Welke arbeidsmarkttrend heeft de grootste invloed op jouw dagelijks werk?
“Vooropgesteld: de arbeidsmarkt is uitdagend op het moment. Het is lastig om snel vacatures in te vullen, de zogenaamde ‘time to hire’ is een stuk langer dan voorheen. Uit onze Global Risk Management Survey 2021 blijkt dat Nederlandse werkgevers een tekort aan arbeidskrachten zien als één van grootste risico’s voor komend jaar.

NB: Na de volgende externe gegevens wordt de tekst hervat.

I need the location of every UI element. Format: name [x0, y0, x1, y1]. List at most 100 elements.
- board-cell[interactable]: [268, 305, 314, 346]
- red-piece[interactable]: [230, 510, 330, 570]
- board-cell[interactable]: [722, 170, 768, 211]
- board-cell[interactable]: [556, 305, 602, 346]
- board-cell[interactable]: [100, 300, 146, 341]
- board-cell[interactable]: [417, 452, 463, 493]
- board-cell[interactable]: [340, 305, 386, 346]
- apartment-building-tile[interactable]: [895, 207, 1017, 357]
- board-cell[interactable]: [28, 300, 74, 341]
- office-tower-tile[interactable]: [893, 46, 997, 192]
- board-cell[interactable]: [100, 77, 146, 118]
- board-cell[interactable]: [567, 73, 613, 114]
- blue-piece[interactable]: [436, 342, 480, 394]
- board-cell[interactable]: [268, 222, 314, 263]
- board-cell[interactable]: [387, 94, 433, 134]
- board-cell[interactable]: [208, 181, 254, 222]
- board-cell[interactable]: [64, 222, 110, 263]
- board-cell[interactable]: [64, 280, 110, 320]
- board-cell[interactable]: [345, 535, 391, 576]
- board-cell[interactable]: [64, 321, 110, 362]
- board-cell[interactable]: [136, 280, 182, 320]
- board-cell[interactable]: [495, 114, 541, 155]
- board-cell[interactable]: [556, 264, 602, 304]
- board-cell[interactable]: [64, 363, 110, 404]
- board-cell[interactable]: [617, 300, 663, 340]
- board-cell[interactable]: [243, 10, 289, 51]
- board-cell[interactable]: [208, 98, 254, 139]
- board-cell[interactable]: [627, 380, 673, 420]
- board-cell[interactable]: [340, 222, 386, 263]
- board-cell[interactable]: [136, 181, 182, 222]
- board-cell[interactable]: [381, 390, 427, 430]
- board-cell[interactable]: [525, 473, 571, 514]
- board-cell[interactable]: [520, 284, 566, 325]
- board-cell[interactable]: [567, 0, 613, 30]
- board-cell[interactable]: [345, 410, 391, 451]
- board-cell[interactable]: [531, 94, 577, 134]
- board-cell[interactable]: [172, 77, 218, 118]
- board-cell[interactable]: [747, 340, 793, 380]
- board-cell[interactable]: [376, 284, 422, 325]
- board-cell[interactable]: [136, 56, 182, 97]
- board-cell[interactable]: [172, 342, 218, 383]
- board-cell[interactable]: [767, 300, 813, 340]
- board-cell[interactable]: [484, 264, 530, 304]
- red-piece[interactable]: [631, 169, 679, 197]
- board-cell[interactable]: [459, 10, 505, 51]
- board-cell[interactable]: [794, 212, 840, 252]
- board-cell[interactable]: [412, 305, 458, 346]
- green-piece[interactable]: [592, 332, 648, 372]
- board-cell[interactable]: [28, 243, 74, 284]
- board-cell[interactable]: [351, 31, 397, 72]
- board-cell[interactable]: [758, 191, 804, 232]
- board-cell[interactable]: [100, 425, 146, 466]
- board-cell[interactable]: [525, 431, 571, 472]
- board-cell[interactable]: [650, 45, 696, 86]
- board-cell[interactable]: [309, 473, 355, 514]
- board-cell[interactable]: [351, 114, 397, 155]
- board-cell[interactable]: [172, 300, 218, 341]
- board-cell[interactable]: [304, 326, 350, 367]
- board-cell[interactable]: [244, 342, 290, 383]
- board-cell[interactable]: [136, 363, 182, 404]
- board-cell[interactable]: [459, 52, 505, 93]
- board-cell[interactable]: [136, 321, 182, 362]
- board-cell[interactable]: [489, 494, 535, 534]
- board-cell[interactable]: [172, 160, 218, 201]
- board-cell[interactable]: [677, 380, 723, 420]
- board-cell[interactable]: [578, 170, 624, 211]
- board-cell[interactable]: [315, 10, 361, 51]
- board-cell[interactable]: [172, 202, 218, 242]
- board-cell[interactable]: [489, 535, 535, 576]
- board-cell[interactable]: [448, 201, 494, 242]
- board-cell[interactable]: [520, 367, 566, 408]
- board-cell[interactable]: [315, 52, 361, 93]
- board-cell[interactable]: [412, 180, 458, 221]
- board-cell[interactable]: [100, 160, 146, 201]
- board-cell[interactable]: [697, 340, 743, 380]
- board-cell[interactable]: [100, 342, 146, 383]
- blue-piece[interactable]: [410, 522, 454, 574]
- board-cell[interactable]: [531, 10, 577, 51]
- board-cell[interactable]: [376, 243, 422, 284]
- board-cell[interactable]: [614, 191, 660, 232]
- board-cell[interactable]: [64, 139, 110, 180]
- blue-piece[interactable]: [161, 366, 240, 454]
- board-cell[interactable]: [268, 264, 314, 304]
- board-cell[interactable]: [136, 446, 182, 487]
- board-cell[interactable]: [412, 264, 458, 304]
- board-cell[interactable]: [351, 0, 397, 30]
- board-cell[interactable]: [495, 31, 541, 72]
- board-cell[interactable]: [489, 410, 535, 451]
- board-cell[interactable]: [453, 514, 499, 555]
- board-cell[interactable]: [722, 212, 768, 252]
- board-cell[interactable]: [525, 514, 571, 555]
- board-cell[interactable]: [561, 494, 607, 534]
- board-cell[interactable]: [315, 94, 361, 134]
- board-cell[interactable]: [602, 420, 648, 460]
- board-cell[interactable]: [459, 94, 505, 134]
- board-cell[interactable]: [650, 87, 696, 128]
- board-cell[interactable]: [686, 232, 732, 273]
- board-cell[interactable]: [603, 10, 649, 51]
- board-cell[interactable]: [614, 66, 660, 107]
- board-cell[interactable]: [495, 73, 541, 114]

Deze situatie zal niet snel veranderen. Dat heeft allerlei oorzaken, waaronder vergrijzing. Grote groepen werkenden gaan met pensioen. Daarnaast leven we gemiddeld langer en werken we ook langer door. Als we straks gemiddeld 100 jaar worden, werken we misschien wel 60 jaar van ons leven. Dat is een uitdaging: hoe blijf je vitaal en inzetbaar? Hoe zorg je zelf dat je het volhoudt en hoe ondersteun je dat als goed werkgever?”
Aon adviseert allerlei bedrijven over duurzame inzetbaarheid van medewerkers. Hoe brengen jullie dit zelf in de praktijk?
“Versnelde digitalisering heeft effect op het type taken. Om te zorgen dat de kennis van onze mensen up-to-date blijft, investeren wij fors in ontwikkeling en vitaliteit. Daarbij besteden we aandacht aan vijf factoren: fysiek, mentaal, sociaal, financieel en professioneel. Al deze facetten zijn belangrijk voor duurzame inzetbaarheid en een gezond leven, weten we uit ervaring. We hebben een hoop expertise in huis als het gaat om vitaliteit. Die kennis en tools bieden we klanten, en we ervaren zelf wat het oplevert. Dat is een mooie wisselwerking.”
De nieuwsgierige sollicitant die zich verdiept in de organisatie, die wil ik aannemen
Behoeftes verschillen
“Zo merken we zelf het belang van een combinatie tussen groepsprogramma’s en individuele begeleiding. In ons bedrijf werken vijf generaties samen en hun behoeftes verschillen. Dat is ook een reden dat we onlangs onze arbeidsvoorwaarden aangepast hebben. Medewerkers hebben meer te kiezen als het aankomt op loopbaanontwikkeling, indeling van hun werk en werktijden.”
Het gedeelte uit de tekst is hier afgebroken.